In his letter to members, Hudson noted the bargaining team has held more than 20 consultation meetings and spoken directly with more than 250 faculty members. He added that members voiced concerns about administration initiatives, such as performance indicators, being introduced without union approval and the downloading of administrative duties to faculty, citing the Concur travel and expense tool as an example.
Faculty members must use Concur to make travel arrangements, book hotels, and car rentals in order to have access to the university’s preferred vendor rates.
Hudson told the Manitoban the Concur software is not user-friendly and has wasted faculty time that should be invested in quality research and teaching.
“The university is essentially downloading its administrative work onto faculty members and it really changes the kind of work that our members do,” he said.
“Instead of doing research, teaching and service, they are doing administrative work that they were not really hired to do.”

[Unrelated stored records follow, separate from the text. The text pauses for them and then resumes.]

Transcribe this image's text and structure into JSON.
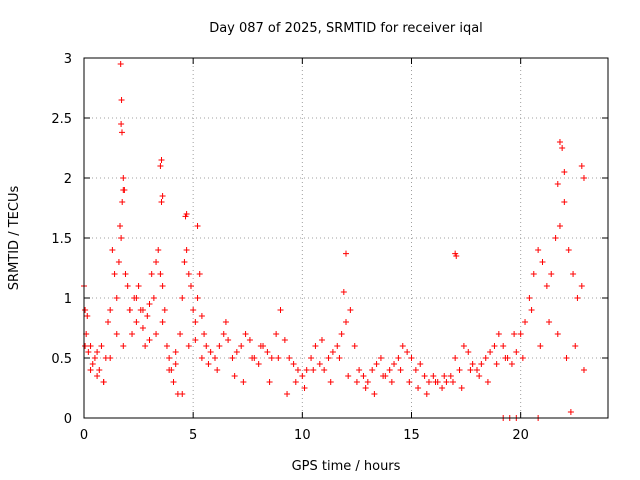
{
  "chart_data": {
    "type": "scatter",
    "title": "Day 087 of 2025, SRMTID for receiver iqal",
    "xlabel": "GPS time / hours",
    "ylabel": "SRMTID / TECUs",
    "xlim": [
      0,
      24
    ],
    "ylim": [
      0,
      3
    ],
    "xticks": [
      0,
      5,
      10,
      15,
      20
    ],
    "yticks": [
      0,
      0.5,
      1,
      1.5,
      2,
      2.5,
      3
    ],
    "xtick_labels": [
      "0",
      "5",
      "10",
      "15",
      "20"
    ],
    "ytick_labels": [
      "0",
      "0.5",
      "1",
      "1.5",
      "2",
      "2.5",
      "3"
    ],
    "grid": true,
    "marker": "+",
    "color": "#ff0000",
    "series": [
      {
        "name": "SRMTID",
        "x": [
          0.0,
          0.05,
          0.1,
          0.15,
          0.2,
          0.3,
          0.4,
          0.5,
          0.6,
          0.7,
          0.8,
          0.9,
          1.0,
          1.1,
          1.2,
          1.3,
          1.4,
          1.5,
          1.6,
          1.65,
          1.7,
          1.75,
          1.8,
          1.9,
          2.0,
          2.1,
          2.2,
          2.3,
          2.4,
          2.5,
          2.6,
          2.7,
          2.8,
          2.9,
          3.0,
          3.1,
          3.2,
          3.3,
          3.4,
          3.5,
          3.55,
          3.6,
          3.7,
          3.8,
          3.9,
          4.0,
          4.1,
          4.2,
          4.3,
          4.4,
          4.5,
          4.6,
          4.7,
          4.8,
          4.9,
          5.0,
          5.1,
          5.2,
          5.3,
          5.4,
          5.5,
          5.6,
          5.8,
          6.0,
          6.2,
          6.4,
          6.6,
          6.8,
          7.0,
          7.2,
          7.4,
          7.6,
          7.8,
          8.0,
          8.2,
          8.4,
          8.6,
          8.8,
          9.0,
          9.2,
          9.4,
          9.6,
          9.8,
          10.0,
          10.2,
          10.4,
          10.6,
          10.8,
          11.0,
          11.2,
          11.4,
          11.6,
          11.8,
          12.0,
          12.2,
          12.4,
          12.6,
          12.8,
          13.0,
          13.2,
          13.4,
          13.6,
          13.8,
          14.0,
          14.2,
          14.4,
          14.6,
          14.8,
          15.0,
          15.2,
          15.4,
          15.6,
          15.8,
          16.0,
          16.2,
          16.4,
          16.6,
          16.8,
          17.0,
          17.2,
          17.4,
          17.6,
          17.8,
          18.0,
          18.2,
          18.4,
          18.6,
          18.8,
          19.0,
          19.2,
          19.4,
          19.6,
          19.8,
          20.0,
          20.2,
          20.4,
          20.6,
          20.8,
          21.0,
          21.2,
          21.4,
          21.6,
          21.8,
          22.0,
          22.2,
          22.4,
          22.6,
          22.8,
          0.05,
          0.3,
          0.6,
          0.9,
          1.2,
          1.5,
          1.8,
          2.1,
          2.4,
          2.7,
          3.0,
          3.3,
          3.6,
          3.9,
          4.2,
          4.5,
          4.8,
          5.1,
          5.4,
          5.7,
          6.1,
          6.5,
          6.9,
          7.3,
          7.7,
          8.1,
          8.5,
          8.9,
          9.3,
          9.7,
          10.1,
          10.5,
          10.9,
          11.3,
          11.7,
          12.1,
          12.5,
          12.9,
          13.3,
          13.7,
          14.1,
          14.5,
          14.9,
          15.3,
          15.7,
          16.1,
          16.5,
          16.9,
          17.3,
          17.7,
          18.1,
          18.5,
          18.9,
          19.3,
          19.7,
          20.1,
          20.5,
          20.9,
          21.3,
          21.7,
          22.1,
          22.5,
          22.9,
          1.68,
          1.72,
          1.7,
          1.74,
          1.8,
          1.85,
          3.5,
          3.55,
          3.6,
          4.65,
          4.7,
          5.2,
          21.8,
          21.9,
          21.7,
          22.0,
          22.8,
          22.9,
          17.0,
          17.05,
          12.0,
          11.9,
          19.2,
          19.5,
          19.8,
          20.8,
          22.3
        ],
        "y": [
          1.1,
          0.9,
          0.7,
          0.85,
          0.55,
          0.6,
          0.45,
          0.5,
          0.35,
          0.4,
          0.6,
          0.3,
          0.5,
          0.8,
          0.9,
          1.4,
          1.2,
          1.0,
          1.3,
          1.6,
          1.5,
          1.8,
          1.9,
          1.2,
          1.1,
          0.9,
          0.7,
          1.0,
          0.8,
          1.1,
          0.9,
          0.75,
          0.6,
          0.85,
          0.95,
          1.2,
          1.0,
          1.3,
          1.4,
          1.2,
          1.8,
          1.1,
          0.9,
          0.6,
          0.5,
          0.4,
          0.3,
          0.55,
          0.2,
          0.7,
          1.0,
          1.3,
          1.4,
          1.2,
          1.1,
          0.9,
          0.8,
          1.0,
          1.2,
          0.85,
          0.7,
          0.6,
          0.55,
          0.5,
          0.6,
          0.7,
          0.65,
          0.5,
          0.55,
          0.6,
          0.7,
          0.65,
          0.5,
          0.45,
          0.6,
          0.55,
          0.5,
          0.7,
          0.9,
          0.65,
          0.5,
          0.45,
          0.4,
          0.35,
          0.4,
          0.5,
          0.6,
          0.45,
          0.4,
          0.5,
          0.55,
          0.6,
          0.7,
          0.8,
          0.9,
          0.6,
          0.4,
          0.35,
          0.3,
          0.4,
          0.45,
          0.5,
          0.35,
          0.4,
          0.45,
          0.5,
          0.6,
          0.55,
          0.5,
          0.4,
          0.45,
          0.35,
          0.3,
          0.35,
          0.3,
          0.25,
          0.3,
          0.35,
          0.5,
          0.4,
          0.6,
          0.55,
          0.45,
          0.4,
          0.45,
          0.5,
          0.55,
          0.6,
          0.7,
          0.6,
          0.5,
          0.45,
          0.55,
          0.7,
          0.8,
          1.0,
          1.2,
          1.4,
          1.3,
          1.1,
          1.2,
          1.5,
          1.6,
          1.8,
          1.4,
          1.2,
          1.0,
          1.1,
          0.6,
          0.4,
          0.55,
          0.3,
          0.5,
          0.7,
          0.6,
          0.9,
          1.0,
          0.9,
          0.65,
          0.7,
          0.8,
          0.4,
          0.45,
          0.2,
          0.6,
          0.65,
          0.5,
          0.45,
          0.4,
          0.8,
          0.35,
          0.3,
          0.5,
          0.6,
          0.3,
          0.5,
          0.2,
          0.3,
          0.25,
          0.4,
          0.65,
          0.3,
          0.5,
          0.35,
          0.3,
          0.25,
          0.2,
          0.35,
          0.3,
          0.4,
          0.3,
          0.25,
          0.2,
          0.3,
          0.35,
          0.3,
          0.25,
          0.4,
          0.35,
          0.3,
          0.45,
          0.5,
          0.7,
          0.5,
          0.9,
          0.6,
          0.8,
          0.7,
          0.5,
          0.6,
          0.4,
          2.95,
          2.65,
          2.45,
          2.38,
          2.0,
          1.9,
          2.1,
          2.15,
          1.85,
          1.68,
          1.7,
          1.6,
          2.3,
          2.25,
          1.95,
          2.05,
          2.1,
          2.0,
          1.37,
          1.35,
          1.37,
          1.05,
          0.0,
          0.0,
          0.0,
          0.0,
          0.05
        ]
      }
    ]
  }
}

Hudson said the union should be ready to present its key priorities to the university in short order and said that while the bargaining team will enter negotiations in good faith, strike action cannot be ruled out if an agreement cannot be met.
“We don’t enter into collective bargaining with an expectation that there will be a strike but we want to come to a very reasonable agreement with the university administration in a way that is efficient,” he said.

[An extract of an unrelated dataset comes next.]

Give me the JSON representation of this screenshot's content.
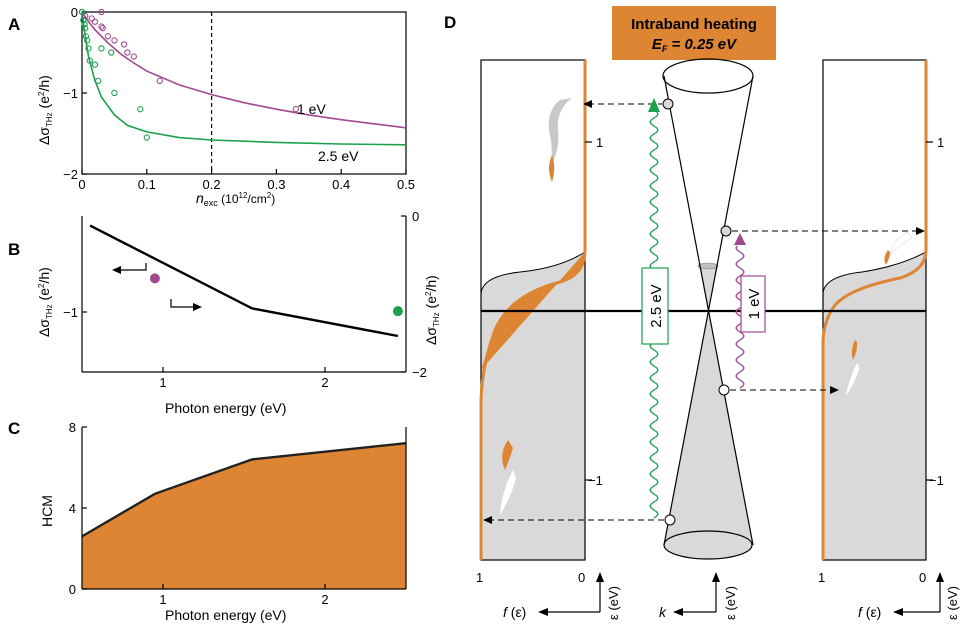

“At the beginning of collective bargaining, one can never rule out the possibility of some kind of labour action.”
Michael Barkman, chairperson of the Canadian Federation Students-Manitoba (CFS-MB), said students and faculty alike benefit from a strong agreement between UMFA and the university, arguing it facilitates an overall better education system.
“It is very critical for students and faculties [to be] united in a common struggle for quality post-secondary education,” he said.
“The quality of education for students is greatly affected by our access to it and so I think it is both critical that the tuition fees remain low while the university supports good jobs for faculty and this can only be achieved through strong public funding for post-secondary [education] and commitment to these goals.”